Ferret / hyperestraier indexing time


#1

since i cant manage to get the accelerated ferret going (amd64
incompatible C code) and hyperestraier returns 0 results for everything
after a reboot (despite claiming its index is every bit as big as
before) i made a simple rails inverted index that essentially just does
a find_or_create_by_word for each word, and then adds its id to a join
table linking words and documents…

the only thing is it takes about 2 or 3 seconds to index a reasonably
large article, so this slows down ‘add’ operations, etc…

ezra’s backrounDRb sounds like it will hit the spot. but how does
acts_as_searchable and acts_as_ferret handle this. are they so much
faster than indexing time is moot?


#2

On Jun 12, 2006, at 3:44 PM, carmen wrote:

the only thing is it takes about 2 or 3 seconds to index a reasonably
removed_email_address@domain.invalid
http://lists.rubyonrails.org/mailman/listinfo/rails

Carmen-

Building an index is exactly the kind of thing that backgroundrb is

great for. There are already some people already using it to build
their hyper estraier and ferret indexes. Join the mailing list[1] and
i can help you get the hang of how to use it. Eventually I want to
set up a small repo of user contributed worker classes for others to
use.

Cheers-
-Ezra

[1] http://rubyforge.org/mailman/listinfo/backgroundrb-devel


#3

carmen removed_email_address@domain.invalid wrote: since i cant manage to get the
accelerated ferret going (amd64
incompatible C code) and hyperestraier returns 0 results for everything
after a reboot (despite claiming its index is every bit as big as
before) i made a simple rails inverted index that essentially just does
a find_or_create_by_word for each word, and then adds its id to a join
table linking words and documents…

the only thing is it takes about 2 or 3 seconds to index a reasonably
large article, so this slows down ‘add’ operations, etc…

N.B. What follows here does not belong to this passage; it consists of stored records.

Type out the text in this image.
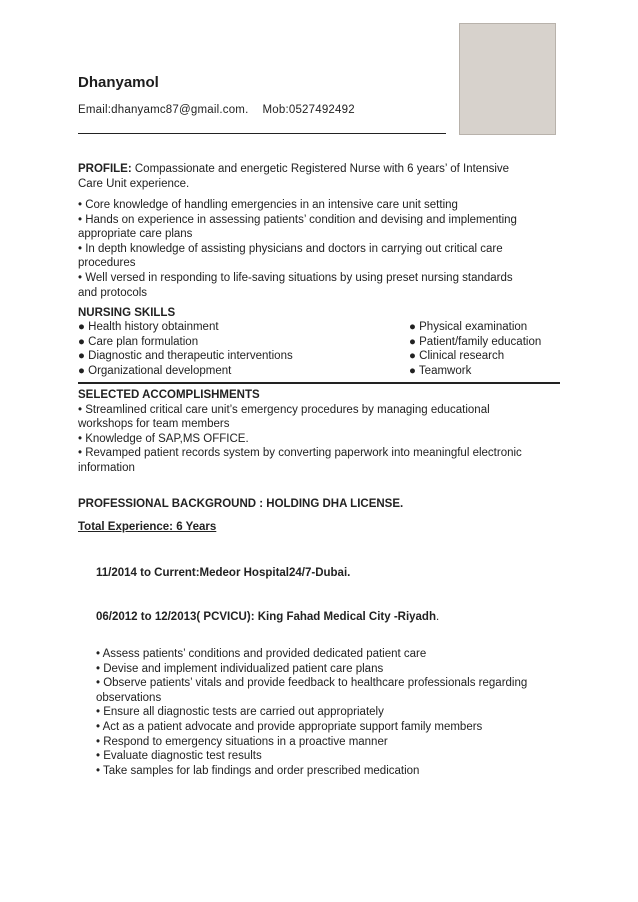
Dhanyamol
Email:dhanyamc87@gmail.com. Mob:0527492492
PROFILE: Compassionate and energetic Registered Nurse with 6 years’ of Intensive
Care Unit experience.
• Core knowledge of handling emergencies in an intensive care unit setting
• Hands on experience in assessing patients’ condition and devising and implementing
appropriate care plans
• In depth knowledge of assisting physicians and doctors in carrying out critical care
procedures
• Well versed in responding to life-saving situations by using preset nursing standards
and protocols
NURSING SKILLS
● Health history obtainment
● Care plan formulation
● Diagnostic and therapeutic interventions
● Organizational development
● Physical examination
● Patient/family education
● Clinical research
● Teamwork
SELECTED ACCOMPLISHMENTS
• Streamlined critical care unit’s emergency procedures by managing educational
workshops for team members
• Knowledge of SAP,MS OFFICE.
• Revamped patient records system by converting paperwork into meaningful electronic
information
PROFESSIONAL BACKGROUND : HOLDING DHA LICENSE.
Total Experience: 6 Years
11/2014 to Current:Medeor Hospital24/7-Dubai.
06/2012 to 12/2013( PCVICU): King Fahad Medical City -Riyadh.
• Assess patients’ conditions and provided dedicated patient care
• Devise and implement individualized patient care plans
• Observe patients’ vitals and provide feedback to healthcare professionals regarding
observations
• Ensure all diagnostic tests are carried out appropriately
• Act as a patient advocate and provide appropriate support family members
• Respond to emergency situations in a proactive manner
• Evaluate diagnostic test results
• Take samples for lab findings and order prescribed medication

ezra’s backrounDRb sounds like it will hit the spot. but how does
acts_as_searchable and acts_as_ferret handle this. are they so much
faster than indexing time is moot?
I’m using hyper estraier. W/ about 20K articles in the index, on my dev
box with tons of other processes running, here’s sample performance:

a.body.split(’ ').size
=> 1382

t1 = Time.now; a.update_index(true); Time.now - t1
=> 1.150097

Not exactly lightning fast, but not a deal breaker for me as inserts are
relatively infrequent.
BTW, sounds like either your app is looking for the wrong HE node, or
you had a corrupted index. Have you had that “can’t find anything”
problem come up multiple times? I haven’t had any trouble in testing.

phil